The Vibrant Congregations Project: Seminary and church leaders explore together the dimensions of congregational vibrancy

by Kari Aanestad, '12 M.Div.

"When we first started work with this project, I was excited," said Charles "Chick" Lane, director of the Center for Stewardship Leaders at Luther Seminary. "When I followed up with congregations a few months into the project, I was almost speechless. The creativity that is being turned loose by this project is inspiring."

The project to which Lane is referring is the Vibrant Congregations Project (VCP), a massive three-year undertaking led by key Luther Seminary faculty, staff and students alongside congregational leaders. Funded by a significant donation from the Lilly Endowment, Inc., it features the ministry of 38 exemplary congregations from many denominations across the country.

Currently in its second year, the VCP is exploring the present renewal of congregational life taking place across the country. In hopes of better understanding how churches, seminaries and leaders can best cultivate congregational vibrancy, the VCP identified six crucial dimensions to the renewal of congregational health: stewardship; vocation; biblical fluency; children, youth and family; missional leadership and biblical preaching.

The VCP then identified congregations that are exemplary in one of these six areas and is spending the next few years in exploration with them. These identified congregations are now partnering with leaders at Luther Seminary in exploration of their respective dimensions. This partnership will continue over the course of the next few years.

"I firmly believe that the VCP will yield not only numerous new practices that enhance congregational health and vitality but also challenge seminaries to adapt their curriculum to better train professionals to lead congregations in today's changed and ever-changing world," said David Lose, director of the VCP and the Marbury E. Anderson Chair in Biblical Preaching. "We have already learned so much from our congregational partners that has called into question some of our most basic assumptions and pointed the way to fresh understanding and new practices."

In only the first nine months of learning together, the stewardship group, led by Lane, has already reported tremendous growth of creativity and freedom regarding stewardship in their communities. For instance, after identifying a general anxiety about money amongst its members, Light of the World Lutheran Church in Farmington, Minn., began hosting "fearless feasts," opportunities for small groups to talk openly about their attitudes toward, hopes for and fears about money around a meal.

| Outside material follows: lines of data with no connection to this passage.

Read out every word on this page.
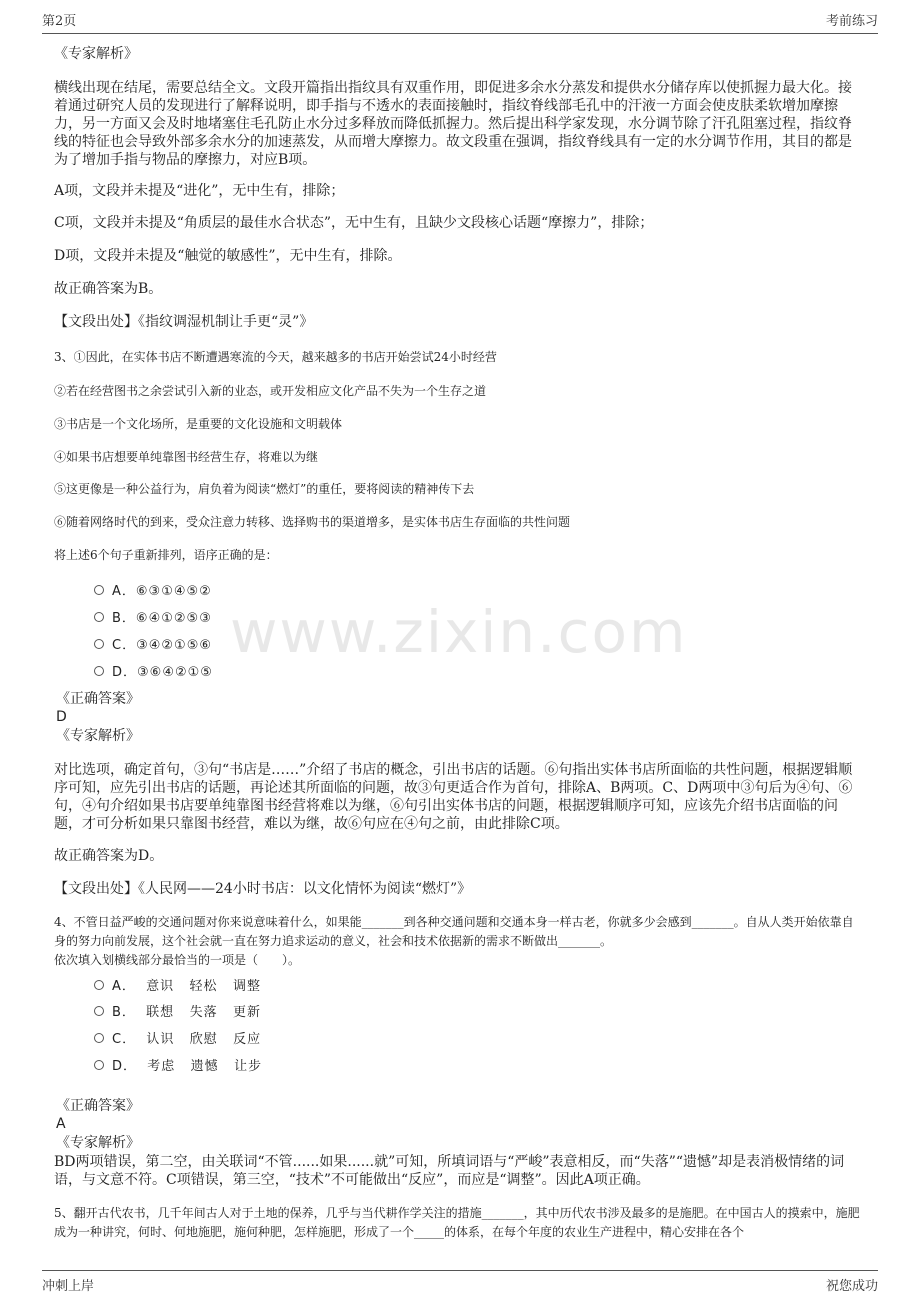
第2页	考前练习
www.zixin.com
《专家解析》
横线出现在结尾，需要总结全文。文段开篇指出指纹具有双重作用，即促进多余水分蒸发和提供水分储存库以使抓握力最大化。接着通过研究人员的发现进行了解释说明，即手指与不透水的表面接触时，指纹脊线部毛孔中的汗液一方面会使皮肤柔软增加摩擦力，另一方面又会及时地堵塞住毛孔防止水分过多释放而降低抓握力。然后提出科学家发现，水分调节除了汗孔阻塞过程，指纹脊线的特征也会导致外部多余水分的加速蒸发，从而增大摩擦力。故文段重在强调，指纹脊线具有一定的水分调节作用，其目的都是为了增加手指与物品的摩擦力，对应B项。
A项，文段并未提及“进化”，无中生有，排除；
C项，文段并未提及“角质层的最佳水合状态”，无中生有，且缺少文段核心话题“摩擦力”，排除；
D项，文段并未提及“触觉的敏感性”，无中生有，排除。
故正确答案为B。
【文段出处】《指纹调湿机制让手更“灵”》
3、①因此，在实体书店不断遭遇寒流的今天，越来越多的书店开始尝试24小时经营
②若在经营图书之余尝试引入新的业态，或开发相应文化产品不失为一个生存之道
③书店是一个文化场所，是重要的文化设施和文明载体
④如果书店想要单纯靠图书经营生存，将难以为继
⑤这更像是一种公益行为，肩负着为阅读“燃灯”的重任，要将阅读的精神传下去
⑥随着网络时代的到来，受众注意力转移、选择购书的渠道增多，是实体书店生存面临的共性问题
将上述6个句子重新排列，语序正确的是：
A．⑥③①④⑤②
B．⑥④①②⑤③
C．③④②①⑤⑥
D．③⑥④②①⑤
《正确答案》
D
《专家解析》
对比选项，确定首句，③句“书店是……”介绍了书店的概念，引出书店的话题。⑥句指出实体书店所面临的共性问题，根据逻辑顺序可知，应先引出书店的话题，再论述其所面临的问题，故③句更适合作为首句，排除A、B两项。C、D两项中③句后为④句、⑥句，④句介绍如果书店要单纯靠图书经营将难以为继，⑥句引出实体书店的问题，根据逻辑顺序可知，应该先介绍书店面临的问题，才可分析如果只靠图书经营，难以为继，故⑥句应在④句之前，由此排除C项。
故正确答案为D。
【文段出处】《人民网——24小时书店：以文化情怀为阅读“燃灯”》
4、不管日益严峻的交通问题对你来说意味着什么，如果能_______到各种交通问题和交通本身一样古老，你就多少会感到_______。自从人类开始依靠自身的努力向前发展，这个社会就一直在努力追求运动的意义，社会和技术依据新的需求不断做出_______。
依次填入划横线部分最恰当的一项是（　　）。
A．  意识   轻松   调整
B．  联想   失落   更新
C．  认识   欣慰   反应
D．  考虑   遗憾   让步
《正确答案》
A
《专家解析》
BD两项错误，第二空，由关联词“不管......如果......就”可知，所填词语与“严峻”表意相反，而“失落”“遗憾”却是表消极情绪的词语，与文意不符。C项错误，第三空，“技术”不可能做出“反应”，而应是“调整”。因此A项正确。
5、翻开古代农书，几千年间古人对于土地的保养，几乎与当代耕作学关注的措施_______，其中历代农书涉及最多的是施肥。在中国古人的摸索中，施肥成为一种讲究，何时、何地施肥，施何种肥，怎样施肥，形成了一个_____的体系，在每个年度的农业生产进程中，精心安排在各个
冲刺上岸	祝您成功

"This is really counter-cultural in a way," said Deb Stehlin, pastor at Light of the World. "We're taught in America that money is a private matter, but we are learning that there are great costs to isolation. Our work as part of the VCP is helping us discover a life of faith and generosity and an invitation to leave behind a life of fear and scarcity. It has been the best gift ever. We are so lucky to be a part of it."

Augustana Lutheran in West St. Paul is another participant in the stewardship group. After hosting nine classes of Dave Ramsey's Financial Peace University, a 13-week curriculum that encourages accountability and discipleship, 19 families reported collectively paying off over $14,000 of debt and saving $16,000 for family emergency funds.

"The seminary has done a great job at helping us build a cohesive team at Augustana and equipping us with amazing tools," said Carla Pfeifer, communications coordinator at Augustana. "We are gaining such invaluable insight into our congregation. It has been a fabulous experience to learn and grow in the company of churches from across the country and in the Twin Cities area."

"Ultimately the VCP takes seriously Luther Seminary's conviction that the exciting missional activity of the church is congregationally based," Lane said. "The sorts of interactions the VCP encourages will really help the seminary continue to more effectively train future leaders. We're going to learn so much about what is working and what is not out there that it will inevitably inform our practice of theological education."